For prospective international students, Emma advises putting yourself out there.
“Be confident. I think in general Australia is a very friendly place for international students or international people,” Emma says. “Just be open, step out of your comfort zone, network and enjoy the environment.”
Sushrut Kulkarni – Engineering a sustainable Australia
Travelling from his home in Pune, India, Sushrut arrived in Adelaide in late 2014 to finish his degree in Civil and Environmental Engineering at the University of Adelaide.
“I came to Australia [because of] the world-class education it offers,” he says. “There are more opportunities to progress in my chosen field, considering that Australia is an emerging market. I thought it would be much more beneficial to my career if I could be where the actual cutting-edge research and progress is happening.”
In particular, Adelaide has been the perfect environment for him as an international student. He has settled into the city quickly and easily.
“It’s quite conducive for an international student to come and live in Adelaide, especially with the ease of living – it’s cheaper compared to other capital cities,” he says. “Surprisingly, the move was quite a smooth transition for me. It’s always hard at first coming to a new country where you don’t know anybody, but within the first few months, I’d made my set of friends at university and I’d settled right in. It’s coming up to six years here and Adelaide is home now.”
During his time at university, Sushrut was offered an internship at TRILITY, a water utility service provider that operates across Australia and New Zealand. That internship turned into a part-time job and then a full-time position at the same company, putting him at the forefront of Adelaide’s rapidly developing environmental engineering industry. Sushrut is very aware of Australia’s relationship with the environment and the role that environmental engineering can have in the future.

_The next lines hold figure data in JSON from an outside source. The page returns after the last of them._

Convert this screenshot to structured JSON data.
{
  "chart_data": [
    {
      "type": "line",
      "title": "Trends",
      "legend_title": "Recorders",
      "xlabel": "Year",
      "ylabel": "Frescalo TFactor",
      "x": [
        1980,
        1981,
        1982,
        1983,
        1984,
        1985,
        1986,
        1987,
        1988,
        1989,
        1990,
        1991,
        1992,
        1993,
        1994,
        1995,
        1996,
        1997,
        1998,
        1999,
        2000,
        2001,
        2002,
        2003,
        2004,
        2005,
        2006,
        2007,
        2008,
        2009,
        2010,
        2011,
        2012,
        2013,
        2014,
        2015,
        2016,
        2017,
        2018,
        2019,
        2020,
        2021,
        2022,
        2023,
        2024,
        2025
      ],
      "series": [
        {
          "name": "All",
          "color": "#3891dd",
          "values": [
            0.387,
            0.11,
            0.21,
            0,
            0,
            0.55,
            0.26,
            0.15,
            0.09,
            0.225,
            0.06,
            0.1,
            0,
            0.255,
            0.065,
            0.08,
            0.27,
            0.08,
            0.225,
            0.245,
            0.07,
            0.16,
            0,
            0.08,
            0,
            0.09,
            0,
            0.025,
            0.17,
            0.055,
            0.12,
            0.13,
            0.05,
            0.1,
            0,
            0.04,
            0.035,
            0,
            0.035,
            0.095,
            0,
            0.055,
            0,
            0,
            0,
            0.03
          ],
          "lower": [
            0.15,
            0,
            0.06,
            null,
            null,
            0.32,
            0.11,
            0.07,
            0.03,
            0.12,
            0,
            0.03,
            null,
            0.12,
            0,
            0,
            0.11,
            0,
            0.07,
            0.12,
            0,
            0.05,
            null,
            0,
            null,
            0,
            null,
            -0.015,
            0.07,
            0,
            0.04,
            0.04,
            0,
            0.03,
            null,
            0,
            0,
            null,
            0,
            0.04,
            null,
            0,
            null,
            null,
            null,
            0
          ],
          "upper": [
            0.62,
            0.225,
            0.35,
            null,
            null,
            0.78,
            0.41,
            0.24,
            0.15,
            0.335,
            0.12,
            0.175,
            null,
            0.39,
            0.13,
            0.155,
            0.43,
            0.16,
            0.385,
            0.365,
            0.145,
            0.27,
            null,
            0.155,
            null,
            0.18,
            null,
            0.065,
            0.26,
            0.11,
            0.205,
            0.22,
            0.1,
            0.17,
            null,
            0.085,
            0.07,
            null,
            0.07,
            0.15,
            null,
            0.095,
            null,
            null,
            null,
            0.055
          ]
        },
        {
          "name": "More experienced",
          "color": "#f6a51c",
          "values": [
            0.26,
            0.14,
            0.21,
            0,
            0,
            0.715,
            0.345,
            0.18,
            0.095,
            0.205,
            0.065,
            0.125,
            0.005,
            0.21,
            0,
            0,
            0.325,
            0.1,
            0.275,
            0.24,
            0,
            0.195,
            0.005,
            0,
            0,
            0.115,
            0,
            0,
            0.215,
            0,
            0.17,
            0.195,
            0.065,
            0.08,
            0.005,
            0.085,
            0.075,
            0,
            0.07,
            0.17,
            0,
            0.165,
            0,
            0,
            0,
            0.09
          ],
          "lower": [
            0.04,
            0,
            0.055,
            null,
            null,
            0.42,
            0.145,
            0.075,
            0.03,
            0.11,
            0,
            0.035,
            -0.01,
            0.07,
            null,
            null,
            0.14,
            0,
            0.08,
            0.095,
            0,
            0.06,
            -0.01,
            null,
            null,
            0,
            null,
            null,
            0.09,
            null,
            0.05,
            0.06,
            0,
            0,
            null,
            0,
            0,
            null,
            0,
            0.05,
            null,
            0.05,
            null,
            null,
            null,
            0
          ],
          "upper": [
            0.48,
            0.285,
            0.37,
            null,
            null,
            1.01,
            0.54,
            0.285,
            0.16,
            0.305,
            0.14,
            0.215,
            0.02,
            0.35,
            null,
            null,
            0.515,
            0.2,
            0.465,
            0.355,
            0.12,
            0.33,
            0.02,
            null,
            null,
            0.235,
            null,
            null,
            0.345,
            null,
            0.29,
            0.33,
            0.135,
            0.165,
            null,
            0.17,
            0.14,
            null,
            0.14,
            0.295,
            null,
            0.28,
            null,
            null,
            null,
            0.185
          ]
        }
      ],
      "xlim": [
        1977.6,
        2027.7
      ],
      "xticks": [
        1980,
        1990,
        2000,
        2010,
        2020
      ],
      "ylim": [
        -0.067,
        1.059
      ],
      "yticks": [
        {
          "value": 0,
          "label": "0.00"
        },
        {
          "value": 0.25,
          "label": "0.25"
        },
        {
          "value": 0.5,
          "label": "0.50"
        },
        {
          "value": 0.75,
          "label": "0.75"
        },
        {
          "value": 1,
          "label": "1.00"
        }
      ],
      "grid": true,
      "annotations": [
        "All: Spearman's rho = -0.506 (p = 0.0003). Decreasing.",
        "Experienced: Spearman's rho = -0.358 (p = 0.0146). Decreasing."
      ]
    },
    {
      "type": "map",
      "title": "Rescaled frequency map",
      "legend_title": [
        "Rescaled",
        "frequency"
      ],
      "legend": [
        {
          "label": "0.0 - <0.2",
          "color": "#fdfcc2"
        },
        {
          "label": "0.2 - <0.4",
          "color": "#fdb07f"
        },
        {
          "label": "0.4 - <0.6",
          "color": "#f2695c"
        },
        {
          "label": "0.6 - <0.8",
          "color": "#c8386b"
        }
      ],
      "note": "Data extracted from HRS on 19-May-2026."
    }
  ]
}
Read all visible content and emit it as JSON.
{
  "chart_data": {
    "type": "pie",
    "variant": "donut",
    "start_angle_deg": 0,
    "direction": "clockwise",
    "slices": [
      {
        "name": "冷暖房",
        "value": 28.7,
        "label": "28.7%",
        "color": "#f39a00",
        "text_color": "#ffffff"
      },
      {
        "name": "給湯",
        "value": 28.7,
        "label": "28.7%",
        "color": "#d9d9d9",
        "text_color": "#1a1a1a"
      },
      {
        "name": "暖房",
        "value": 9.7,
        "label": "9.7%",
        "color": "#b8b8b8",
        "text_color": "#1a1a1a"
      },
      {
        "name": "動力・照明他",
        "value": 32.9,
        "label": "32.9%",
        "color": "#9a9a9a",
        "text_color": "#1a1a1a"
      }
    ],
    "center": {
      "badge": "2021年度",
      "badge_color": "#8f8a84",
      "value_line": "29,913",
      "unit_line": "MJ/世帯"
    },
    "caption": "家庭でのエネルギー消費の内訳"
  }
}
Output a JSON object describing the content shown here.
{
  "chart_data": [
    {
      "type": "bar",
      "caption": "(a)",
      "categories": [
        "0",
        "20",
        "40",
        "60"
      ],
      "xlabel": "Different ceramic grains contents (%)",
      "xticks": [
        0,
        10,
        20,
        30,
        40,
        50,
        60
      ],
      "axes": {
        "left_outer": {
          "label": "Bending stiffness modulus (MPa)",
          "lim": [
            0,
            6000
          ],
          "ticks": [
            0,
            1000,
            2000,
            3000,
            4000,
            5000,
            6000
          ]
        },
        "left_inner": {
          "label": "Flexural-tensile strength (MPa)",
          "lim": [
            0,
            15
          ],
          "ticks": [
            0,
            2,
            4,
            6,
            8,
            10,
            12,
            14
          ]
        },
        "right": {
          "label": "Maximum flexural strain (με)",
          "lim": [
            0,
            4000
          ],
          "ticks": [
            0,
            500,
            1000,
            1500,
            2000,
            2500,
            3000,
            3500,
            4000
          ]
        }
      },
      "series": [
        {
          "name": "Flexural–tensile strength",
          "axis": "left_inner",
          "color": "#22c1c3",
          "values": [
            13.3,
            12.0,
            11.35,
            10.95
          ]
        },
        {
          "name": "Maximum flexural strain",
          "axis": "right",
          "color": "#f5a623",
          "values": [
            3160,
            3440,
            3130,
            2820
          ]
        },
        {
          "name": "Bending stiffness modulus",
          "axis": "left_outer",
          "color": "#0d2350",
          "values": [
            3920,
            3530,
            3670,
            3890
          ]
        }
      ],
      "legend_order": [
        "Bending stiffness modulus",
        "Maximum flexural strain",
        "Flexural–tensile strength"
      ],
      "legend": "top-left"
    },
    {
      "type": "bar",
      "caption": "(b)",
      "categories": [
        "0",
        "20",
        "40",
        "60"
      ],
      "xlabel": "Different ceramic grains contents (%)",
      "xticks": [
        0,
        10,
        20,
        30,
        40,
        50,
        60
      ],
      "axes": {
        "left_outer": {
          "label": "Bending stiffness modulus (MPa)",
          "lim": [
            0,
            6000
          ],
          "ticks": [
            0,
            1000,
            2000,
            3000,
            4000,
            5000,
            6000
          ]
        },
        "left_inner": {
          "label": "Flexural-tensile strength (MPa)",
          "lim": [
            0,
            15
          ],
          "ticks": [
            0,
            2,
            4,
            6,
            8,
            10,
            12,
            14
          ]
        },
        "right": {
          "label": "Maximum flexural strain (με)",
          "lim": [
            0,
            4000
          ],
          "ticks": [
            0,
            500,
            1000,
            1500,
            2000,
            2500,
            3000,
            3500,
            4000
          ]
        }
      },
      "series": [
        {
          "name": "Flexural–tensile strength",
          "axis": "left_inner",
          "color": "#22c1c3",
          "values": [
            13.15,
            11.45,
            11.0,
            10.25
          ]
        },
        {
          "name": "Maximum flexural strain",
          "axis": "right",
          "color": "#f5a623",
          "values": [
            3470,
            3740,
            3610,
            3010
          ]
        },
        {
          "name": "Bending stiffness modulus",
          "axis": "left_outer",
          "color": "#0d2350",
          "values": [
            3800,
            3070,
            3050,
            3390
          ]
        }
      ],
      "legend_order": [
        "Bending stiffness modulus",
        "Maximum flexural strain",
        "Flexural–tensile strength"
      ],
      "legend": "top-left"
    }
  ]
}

“Considering Australia is essentially only habitable around the coasts and we have quite a big carbon footprint as a country, I think environmental engineering will help us mitigate the impacts we’ve had in the past and provide a better way forward in the future,” he says. “People think, ‘Oh, [environmental engineering is] only to do with the environment and protecting it.’ It’s not just about protecting the environment, but reducing the impact humans have in general.”
Although Sushrut would like to take his experience overseas at some point, he wants to maintain a constant base in Adelaide.
“Adelaide’s just the right size for someone like me who doesn’t like much of a crowd and enjoys work as well as a life balance,” he says. “I’m more than happy to relocate short-term, but I’d like to have a family and be based in Adelaide.”
For fellow international students, Sushrut shares this advice: “Make the most of whatever time you have when you’re studying abroad. It will really help you develop a world view of what kind of impact you can have globally, not just in Australia.”